According to one study, “information alone may not generate compliance if citizens do not trust the source of that information in the first place”. This is important when it comes to issues like self-quarantine and social distancing.
This is why political leaders need to focus on creating public trust. In the context of the coronavirus pandemic, some heads of state seem to have understood that while others have not.
So far both President Trump and British Prime Minister Boris Johnson, for instance, have been criticised for their contradictory messaging and unconvincing rhetoric. Others, like South Africa’s President Cyril Ramaphosa have been more successful in inspiring public trust, delivering clear, regular, well-timed public messaging (of course depending on the news source), which was described as “powerful and on point”.
Trust also has to be built in the international arena. The COVID-19 pandemic has not only showcased traditional fissures but has also created new ones.
In some places, political disputes have stood in the way of pandemic action. In Iran, for example, the US sanctions have affected the ability of the government to cope with the virus by preventing it from purchasing much-needed medical supplies and equipment. In Syria, medical staff in opposition-held Idlib province have accused Damascus of not forwarding WHO-provided testing kits for the virus.
Elsewhere, countries have accused each other of “stealing” medical supplies. Italian media, for instance, reported that the Czech government had “seized” a shipment of medical supplies from China intended for Italy. France accused the US of intercepting consignments of masks in Shanghai and paying a higher price in order to redirect them to the US.
Mistrust has also dominated information-sharing on COVID-19 between countries. China, for example, has been accused of not reporting on time the outbreak in Wuhan and even underreporting its scope. Taiwan, which China does not recognise as an independent state, has also accused the WHO of not sharing information on COVID-19 or passing on information that the country has reported on its prevention methods and cases.

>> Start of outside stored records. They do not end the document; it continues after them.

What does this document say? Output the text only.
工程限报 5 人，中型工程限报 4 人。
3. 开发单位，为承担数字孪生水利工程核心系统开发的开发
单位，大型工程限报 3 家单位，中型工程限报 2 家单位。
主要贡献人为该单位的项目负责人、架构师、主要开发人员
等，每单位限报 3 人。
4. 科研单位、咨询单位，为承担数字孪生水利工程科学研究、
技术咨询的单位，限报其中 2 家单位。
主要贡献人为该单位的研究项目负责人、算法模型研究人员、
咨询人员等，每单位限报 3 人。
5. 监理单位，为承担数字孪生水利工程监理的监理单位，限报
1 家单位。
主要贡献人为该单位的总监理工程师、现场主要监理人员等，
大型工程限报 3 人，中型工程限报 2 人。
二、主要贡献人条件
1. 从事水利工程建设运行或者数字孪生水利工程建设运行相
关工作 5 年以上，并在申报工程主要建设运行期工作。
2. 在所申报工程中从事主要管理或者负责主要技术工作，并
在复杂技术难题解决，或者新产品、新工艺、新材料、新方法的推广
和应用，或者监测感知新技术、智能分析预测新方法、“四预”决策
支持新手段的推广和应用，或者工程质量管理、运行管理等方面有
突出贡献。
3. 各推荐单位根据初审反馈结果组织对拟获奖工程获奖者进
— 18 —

This level of mistrust and self-interest in international relations is particularly dangerous in times of a pandemic. Each country has to realise that it alone cannot defeat the outbreak; it needs the cooperation and help of everyone else.
Hard lessons will have to be learned from this pandemic so we do not repeat the same mistakes next time around. We have to build solid public health systems, build multi and trans-sectoral infrastructure as well as enhance local, international and transnational relationships, to ensure that there is enough preparedness across all of society to cope with future outbreaks.
The views expressed in this article are the author’s own and do not necessarily reflect Al Jazeera’s editorial stance.